Семейство полковника Пинчона в эпоху его смерти, по-видимому, было так обеспечено на будущее время, как только это возможно при непостоянстве всех дел человеческих. Весьма естественно было предполагать, что с течением времени благосостояние его скорее увеличится, нежели придет в упадок. Сын и наследник его не только вступил в непосредственное владение богатым имением, но – в силу одного контракта с индейцами, подтвержденного впоследствии общим собранием директоров, – и имел притязание на обширное, еще не исследованное и не приведенное в известность пространство восточных земель. Эти владения – их почти можно уже было назвать этим именем – заключали в себе большую часть так называемого графства Вальдо в штате Мэн и превосходили объемом многие герцогства в Европе. Когда непроходимые леса уступят место – как это и должно быть неизбежно, хотя, может быть, через многие сотни лет – золотой жатве, тогда они сделаются для потомков полковника Пинчона источником несметного богатства. Если бы только полковник пожил еще неделю, то, весьма вероятно, что он своим политическим значением и сильными связями в Америке и в Англии успел бы подготовить все, что было необходимо для полного успеха в его притязаниях. Но, несмотря на красноречивое слово доброго мистера Гиггинсона по случаю кончины полковника Пинчона, это было единственное дело, которого покойник – при всей своей предусмотрительности и уме – не мог осуществить окончательно. По отношению к будущему этих земель он, бесспорно, умер очень рано.
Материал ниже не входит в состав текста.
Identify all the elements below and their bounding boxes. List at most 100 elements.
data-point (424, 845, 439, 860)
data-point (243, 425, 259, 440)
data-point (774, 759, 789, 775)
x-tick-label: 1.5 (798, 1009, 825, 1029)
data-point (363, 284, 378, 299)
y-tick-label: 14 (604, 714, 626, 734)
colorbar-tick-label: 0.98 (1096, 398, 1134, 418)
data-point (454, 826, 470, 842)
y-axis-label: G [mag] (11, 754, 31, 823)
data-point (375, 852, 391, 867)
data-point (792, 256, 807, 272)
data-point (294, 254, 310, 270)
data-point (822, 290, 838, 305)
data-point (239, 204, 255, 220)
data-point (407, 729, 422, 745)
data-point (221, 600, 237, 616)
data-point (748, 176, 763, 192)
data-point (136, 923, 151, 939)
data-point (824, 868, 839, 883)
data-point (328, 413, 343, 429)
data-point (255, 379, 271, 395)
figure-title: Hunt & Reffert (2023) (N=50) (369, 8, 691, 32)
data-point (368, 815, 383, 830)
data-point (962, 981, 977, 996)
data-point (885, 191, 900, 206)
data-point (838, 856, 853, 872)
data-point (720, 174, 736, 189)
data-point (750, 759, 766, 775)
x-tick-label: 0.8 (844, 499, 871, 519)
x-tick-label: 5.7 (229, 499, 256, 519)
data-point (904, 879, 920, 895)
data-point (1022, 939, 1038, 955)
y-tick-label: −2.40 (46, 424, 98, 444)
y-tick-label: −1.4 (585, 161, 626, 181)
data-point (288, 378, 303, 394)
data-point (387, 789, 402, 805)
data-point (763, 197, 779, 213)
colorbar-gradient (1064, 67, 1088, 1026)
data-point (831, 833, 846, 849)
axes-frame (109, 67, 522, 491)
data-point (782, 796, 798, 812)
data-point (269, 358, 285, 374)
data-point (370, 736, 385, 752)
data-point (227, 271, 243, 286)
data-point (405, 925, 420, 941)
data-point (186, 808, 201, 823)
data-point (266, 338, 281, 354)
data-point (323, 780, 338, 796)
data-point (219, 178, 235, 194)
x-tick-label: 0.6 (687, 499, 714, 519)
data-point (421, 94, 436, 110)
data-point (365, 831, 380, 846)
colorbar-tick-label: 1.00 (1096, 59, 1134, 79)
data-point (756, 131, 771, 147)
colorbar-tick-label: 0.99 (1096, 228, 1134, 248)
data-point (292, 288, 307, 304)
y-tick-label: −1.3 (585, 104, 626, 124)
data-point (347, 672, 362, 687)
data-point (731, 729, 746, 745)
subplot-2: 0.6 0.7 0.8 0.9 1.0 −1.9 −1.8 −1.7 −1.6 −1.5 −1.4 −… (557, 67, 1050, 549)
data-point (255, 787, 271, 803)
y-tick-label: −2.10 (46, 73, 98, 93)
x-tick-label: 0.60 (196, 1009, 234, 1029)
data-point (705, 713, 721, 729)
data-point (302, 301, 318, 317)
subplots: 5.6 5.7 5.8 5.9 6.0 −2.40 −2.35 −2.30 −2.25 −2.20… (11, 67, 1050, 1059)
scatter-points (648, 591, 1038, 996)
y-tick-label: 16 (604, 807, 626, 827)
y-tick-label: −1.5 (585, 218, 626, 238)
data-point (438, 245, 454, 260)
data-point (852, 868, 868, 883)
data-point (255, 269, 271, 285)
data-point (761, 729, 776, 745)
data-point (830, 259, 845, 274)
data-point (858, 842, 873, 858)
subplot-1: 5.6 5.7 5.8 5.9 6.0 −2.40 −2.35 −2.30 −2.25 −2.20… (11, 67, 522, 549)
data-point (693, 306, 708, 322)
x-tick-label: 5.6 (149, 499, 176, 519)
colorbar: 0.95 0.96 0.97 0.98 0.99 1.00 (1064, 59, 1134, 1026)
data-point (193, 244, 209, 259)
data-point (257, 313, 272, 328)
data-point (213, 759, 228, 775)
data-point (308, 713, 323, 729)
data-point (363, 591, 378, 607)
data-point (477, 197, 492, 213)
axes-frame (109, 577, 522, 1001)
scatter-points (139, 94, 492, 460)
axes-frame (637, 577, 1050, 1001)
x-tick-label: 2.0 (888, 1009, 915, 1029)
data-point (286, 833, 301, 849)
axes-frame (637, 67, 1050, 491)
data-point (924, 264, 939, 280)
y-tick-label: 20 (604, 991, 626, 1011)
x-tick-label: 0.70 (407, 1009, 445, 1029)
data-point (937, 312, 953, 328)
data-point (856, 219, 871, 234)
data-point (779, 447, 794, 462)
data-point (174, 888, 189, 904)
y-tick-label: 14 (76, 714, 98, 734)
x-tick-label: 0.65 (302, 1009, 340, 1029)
Сыну его не только недоставало высокого места, какое занимал в обществе его отец, но и способностей и силы характера, чтобы достигнуть этого места. Поэтому он не мог ни в чем успеть посредством своего личного влияния на дела, а простая справедливость или законность была совсем не так очевидна после смерти полковника, как при его жизни. Из цепи доказательств потеряно было одно звено – одно только, но его нигде нельзя было теперь найти.